Сергей помолчал. Потом повернулся, и Максим увидел его лицо — усталое, но уже не такое опустошённое, как в день возвращения.
— Ты его уничтожил.
— Да.
— И что ты чувствуешь? Радость? Гордость?
Максим подошёл к своей койке, сел. Долго молчал, подбирая слова. Потом сказал тихо, почти беззвучно:
— Пустоту.
Сергей кивнул, будто ожидал этого ответа.
— Я тоже. Я думал, когда вернусь, буду ненавидеть тебя. Всю дорогу в поезде ненавидел. А сейчас… не могу. Устал. И пусто внутри.
Они сидели в полумраке, разделённые метром, который теперь казался пропастью.
— Что дальше? — спросил Сергей.
— Не знаю, — честно ответил Максим. — «Диалог» работает. Волков… он теперь надо мной. Полозкова нет. Но это ничего не меняет. Всё стало только сложнее.
— Ты продал душу, Макс? — вопрос прозвучал тихо, но в тишине комнаты он был оглушительным.
Максим поднял на него глаза. В темноте лицо Сергея казалось призрачным, нереальным.
— Похоже на то.
— И что теперь?
— Теперь буду жить с этим.
Сергей отвернулся, снова уставился в свою тетрадь. Но писать не стал. Просто сидел, глядя на пустые строчки.
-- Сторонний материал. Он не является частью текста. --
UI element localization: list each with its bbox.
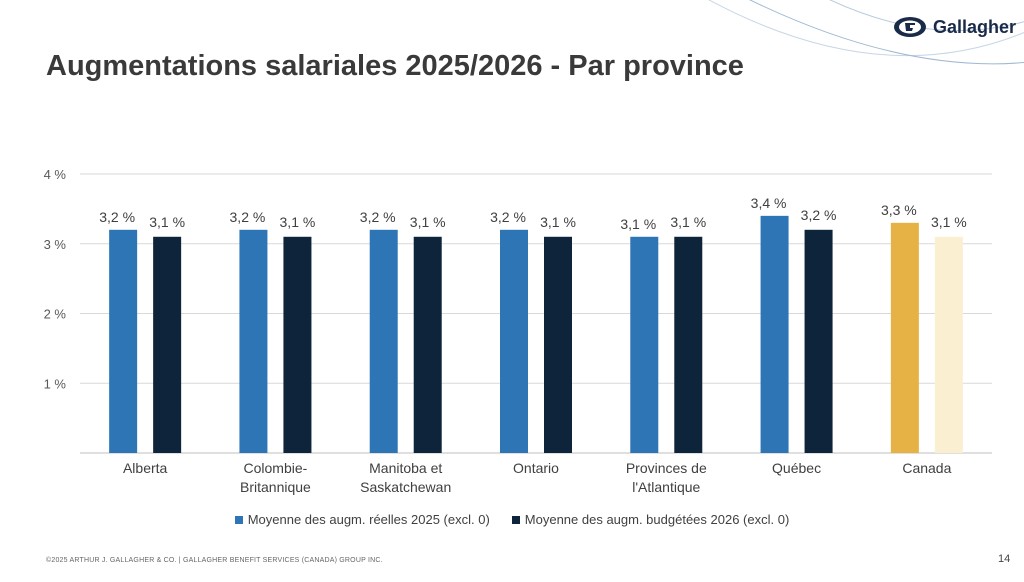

— Знаешь, — сказал он вдруг, — я когда в армию чуть не попал, там, в военкомате, один мужик сидел, старый такой, фронтовик. Он на меня посмотрел и говорит: «Ты, парень, не боись. Война — она не там, где стреляют. Война — она там, где люди друг друга предают. Если друга не предал — считай, живёшь на гражданке. А если предал — значит, уже на фронте. И разницы нет, в окопах или в институте».
Он помолчал, потом добавил:
— Я не знаю, на каком ты фронте, Макс. Но мне на гражданке лучше. Я оттуда ухожу.
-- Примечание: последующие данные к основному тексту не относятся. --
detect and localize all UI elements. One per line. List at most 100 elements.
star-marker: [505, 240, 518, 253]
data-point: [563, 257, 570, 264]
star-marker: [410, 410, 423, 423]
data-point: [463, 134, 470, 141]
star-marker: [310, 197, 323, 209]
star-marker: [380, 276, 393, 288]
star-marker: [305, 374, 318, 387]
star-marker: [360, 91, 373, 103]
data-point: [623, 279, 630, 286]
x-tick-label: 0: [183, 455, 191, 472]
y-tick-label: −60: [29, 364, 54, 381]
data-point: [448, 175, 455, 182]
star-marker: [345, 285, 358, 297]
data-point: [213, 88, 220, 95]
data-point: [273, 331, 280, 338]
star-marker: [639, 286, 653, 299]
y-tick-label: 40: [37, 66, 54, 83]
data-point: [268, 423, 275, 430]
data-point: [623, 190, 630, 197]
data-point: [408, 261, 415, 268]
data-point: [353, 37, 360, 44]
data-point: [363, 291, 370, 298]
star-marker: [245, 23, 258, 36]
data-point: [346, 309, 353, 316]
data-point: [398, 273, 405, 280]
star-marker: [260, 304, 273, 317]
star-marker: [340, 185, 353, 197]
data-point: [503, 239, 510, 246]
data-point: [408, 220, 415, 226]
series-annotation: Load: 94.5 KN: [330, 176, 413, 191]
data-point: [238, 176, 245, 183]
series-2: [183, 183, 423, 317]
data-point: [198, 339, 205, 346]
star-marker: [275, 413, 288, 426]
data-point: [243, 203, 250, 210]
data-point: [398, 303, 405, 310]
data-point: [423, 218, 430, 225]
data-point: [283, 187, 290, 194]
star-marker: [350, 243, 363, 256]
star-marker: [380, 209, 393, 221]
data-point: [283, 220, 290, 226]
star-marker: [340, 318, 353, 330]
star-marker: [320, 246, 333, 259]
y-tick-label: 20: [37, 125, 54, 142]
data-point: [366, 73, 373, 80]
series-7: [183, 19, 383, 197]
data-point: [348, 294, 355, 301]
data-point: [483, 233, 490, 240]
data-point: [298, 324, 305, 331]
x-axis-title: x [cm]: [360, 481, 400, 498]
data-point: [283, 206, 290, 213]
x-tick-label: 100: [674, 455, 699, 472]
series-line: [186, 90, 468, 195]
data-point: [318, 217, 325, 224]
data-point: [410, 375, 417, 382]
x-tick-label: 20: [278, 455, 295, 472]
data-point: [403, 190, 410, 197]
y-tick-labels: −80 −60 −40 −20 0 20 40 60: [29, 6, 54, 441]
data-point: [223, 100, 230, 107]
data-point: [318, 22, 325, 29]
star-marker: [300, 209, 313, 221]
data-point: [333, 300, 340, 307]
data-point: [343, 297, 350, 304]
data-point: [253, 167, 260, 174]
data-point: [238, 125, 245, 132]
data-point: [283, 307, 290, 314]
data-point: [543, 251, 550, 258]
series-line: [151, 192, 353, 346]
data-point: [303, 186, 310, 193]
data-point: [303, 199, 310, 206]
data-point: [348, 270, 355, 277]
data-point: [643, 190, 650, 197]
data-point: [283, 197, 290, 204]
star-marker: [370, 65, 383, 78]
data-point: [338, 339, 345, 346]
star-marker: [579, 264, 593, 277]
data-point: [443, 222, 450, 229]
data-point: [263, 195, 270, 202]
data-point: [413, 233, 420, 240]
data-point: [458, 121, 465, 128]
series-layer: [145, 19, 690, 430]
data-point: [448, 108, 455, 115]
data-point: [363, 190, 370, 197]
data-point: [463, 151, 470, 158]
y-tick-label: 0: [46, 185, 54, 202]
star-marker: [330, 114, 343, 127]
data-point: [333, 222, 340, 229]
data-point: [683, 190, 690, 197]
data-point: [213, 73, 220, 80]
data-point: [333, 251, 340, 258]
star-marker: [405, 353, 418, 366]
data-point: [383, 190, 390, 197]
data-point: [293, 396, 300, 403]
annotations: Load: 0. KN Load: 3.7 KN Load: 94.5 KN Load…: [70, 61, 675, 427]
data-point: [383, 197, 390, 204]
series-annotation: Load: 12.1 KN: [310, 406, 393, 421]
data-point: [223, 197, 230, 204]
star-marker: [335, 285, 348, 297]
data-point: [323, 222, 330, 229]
Он встал, подошёл к своей койке, лёг, отвернулся к стене.
Максим сидел неподвижно. Слова старого фронтовика въедались в сознание, как кислота. Война там, где люди предают друг друга. Значит, он уже на войне. Давно. С того самого момента, как согласился на сделку с Волковым. Или ещё раньше — когда украл ручку у Широкова. Или когда начал торговать семечками, понимая, что это незаконно.
Он подошёл к столу, достал из ящика конверт. Тот самый, который Волков вернул ему час назад. Семьдесят рублей всё так же лежали внутри. Он не открывал его, не пересчитывал. Просто держал в руках, чувствуя тяжесть бумаги и тяжесть того, что за ней стояло.
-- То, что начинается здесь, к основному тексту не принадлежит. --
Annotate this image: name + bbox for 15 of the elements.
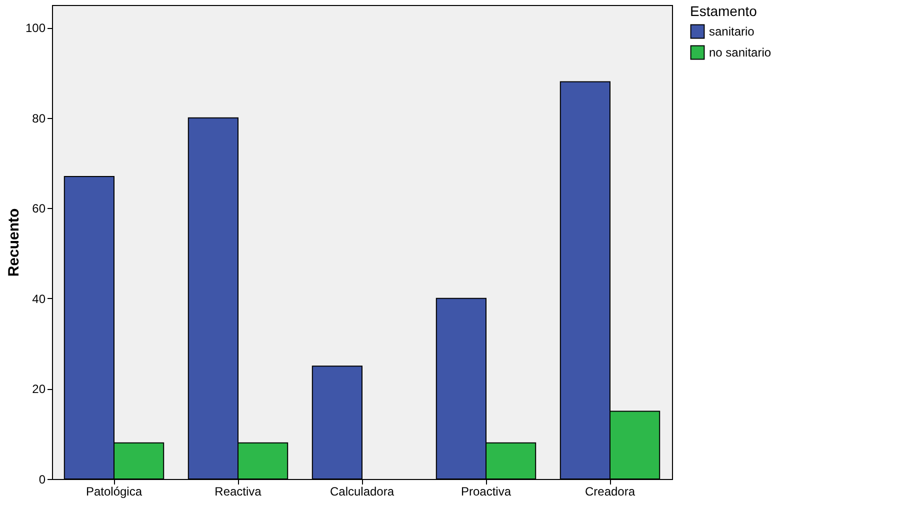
legend-label: no sanitario (709, 46, 772, 60)
legend-label: sanitario (709, 24, 755, 38)
y-tick-label: 100 (25, 21, 46, 36)
x-tick-label: Patológica (86, 484, 142, 498)
y-tick-label: 60 (32, 202, 46, 216)
y-tick-label: 40 (32, 292, 46, 306)
x-tick-label: Reactiva (214, 484, 262, 498)
legend-title: Estamento (690, 3, 758, 19)
y-tick-label: 0 (38, 472, 46, 486)
y-axis-title: Recuento (5, 208, 22, 277)
y-tick-label: 80 (32, 111, 46, 126)
x-tick-label: Calculadora (330, 484, 394, 498)
y-tick-label: 20 (32, 382, 46, 396)
x-tick-label: Proactiva (460, 484, 512, 498)
x-tick-label: Creadora (584, 484, 636, 498)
Потом перевёл взгляд на ящик. Там, в углу, под старыми тетрадями, лежала монета. Пять копеек 1984 года.
Он не стал её доставать. Просто знал, что она там.
Два груза. Прошлое и настоящее. И ни от одного не избавиться.
Он положил конверт обратно в ящик, рядом с монетой. Закрыл ящик.
За стеной заиграло радио — «Кино», «Это не любовь». Цой пел о том, что все говорят, что надо кого-то любить, а он не знает, кого.
Максим слушал, и слова отзывались в пустоте.
Он спас друга. Уничтожил врага. Получил бизнес. Деньги. Статус.
И потерял всё.
Потому что единственный человек, ради которого стоило это затевать, теперь смотрел на него как на чужого. И в этой чужой пустоте не было места ни для победы, ни для поражения. Только для тихого, безнадёжного вопроса, на который не было ответа.
Какова цена человека? И можно ли выкупить себя обратно, если уже однажды продал?
Монета и конверт лежали рядом, в одном ящике. Пять копеек и семьдесят рублей. Начало и сегодняшний день. Два символа его жизни.
Он лёг на койку, глядя в потолок. Трещина — та самая, что ползла от угла к люстре — стала чуть длиннее, чуть шире. Как рана, которая не заживает.
Где-то в городе, в тишине кабинета с зелёной лампой, некто закрывал синюю папку и ставил дату на новом отчёте. А здесь, в промёрзшей общажной комнате, Максим Карелин лежал с открытыми глазами и слушал, как за стеной тихо плачет женщина. Может быть, та самая соседка, что тосковала по парню. А может, это просто ветер выл в трубах, принимая облик человеческого горя.
Он не знал.
И уже не был уверен, что хочет знать.